(NewsNation Now) — There is growing fear that sensitive biometric information the United States collected on allies in Afghanistan may be used to track them down in the wake of the U.S. departure.
Since 2007, U.S. forces have been collecting biometric data including fingerprints, retinal scans and other identifiers of every Afghan working with the U.S. and allied nations. Every member of the Afghan military, every member of the Afghan police and civilian workers handed over the same information.
While the U.S. military had time to disable helicopters and the airplanes they left behind, those biometric devices may still be working — and so may the databases that house the information.
Connor Powell, a reporter who spent time in Afghanistan, says he saw the information being collected first-hand when he was there and was enrolled in one of the collections.
“Afghanistan is a country that we often describe as being war-torn or primitive, backward, developing.
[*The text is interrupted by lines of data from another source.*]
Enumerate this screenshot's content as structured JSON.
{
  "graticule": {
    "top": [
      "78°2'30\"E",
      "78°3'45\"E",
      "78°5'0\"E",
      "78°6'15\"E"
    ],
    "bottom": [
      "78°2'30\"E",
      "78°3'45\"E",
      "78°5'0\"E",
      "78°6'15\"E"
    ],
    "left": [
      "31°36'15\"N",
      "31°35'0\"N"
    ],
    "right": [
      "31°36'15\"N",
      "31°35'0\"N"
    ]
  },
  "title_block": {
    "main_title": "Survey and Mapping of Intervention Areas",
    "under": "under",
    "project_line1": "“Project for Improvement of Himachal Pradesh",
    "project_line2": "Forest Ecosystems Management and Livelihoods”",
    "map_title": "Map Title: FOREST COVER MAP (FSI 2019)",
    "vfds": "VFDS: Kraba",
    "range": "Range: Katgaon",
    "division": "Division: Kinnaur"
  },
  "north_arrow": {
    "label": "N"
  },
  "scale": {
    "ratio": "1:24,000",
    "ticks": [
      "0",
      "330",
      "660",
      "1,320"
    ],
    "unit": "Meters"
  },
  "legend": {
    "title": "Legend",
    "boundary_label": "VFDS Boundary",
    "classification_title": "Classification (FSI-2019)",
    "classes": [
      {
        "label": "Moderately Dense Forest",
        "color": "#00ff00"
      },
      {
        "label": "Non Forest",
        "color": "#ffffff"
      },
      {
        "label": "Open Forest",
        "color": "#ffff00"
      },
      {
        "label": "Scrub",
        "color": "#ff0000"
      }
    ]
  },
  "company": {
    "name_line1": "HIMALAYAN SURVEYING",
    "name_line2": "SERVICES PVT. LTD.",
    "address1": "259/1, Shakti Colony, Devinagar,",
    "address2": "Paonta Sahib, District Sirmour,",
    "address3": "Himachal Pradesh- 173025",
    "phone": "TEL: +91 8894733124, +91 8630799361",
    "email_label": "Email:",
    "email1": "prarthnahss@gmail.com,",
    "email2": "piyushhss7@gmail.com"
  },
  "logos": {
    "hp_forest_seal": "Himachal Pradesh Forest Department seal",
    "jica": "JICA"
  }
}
But this was actually probably the most state-of-the-art system in the world,” he told NewsNation’s “Banfield.” “And it was doing a lot to actually reduce corruption and fraud and a lot of the other problems that had really plagued the country.”
Powell said it’s a terrifying prospect that this information could fall into the Taliban’s hands.
“This is one of the many concerns of any Afghan who worked with the coalition who lean toward the Western world as opposed to lean towards that the Taliban. This is one of many ways in which the Taliban can essentially track you down.”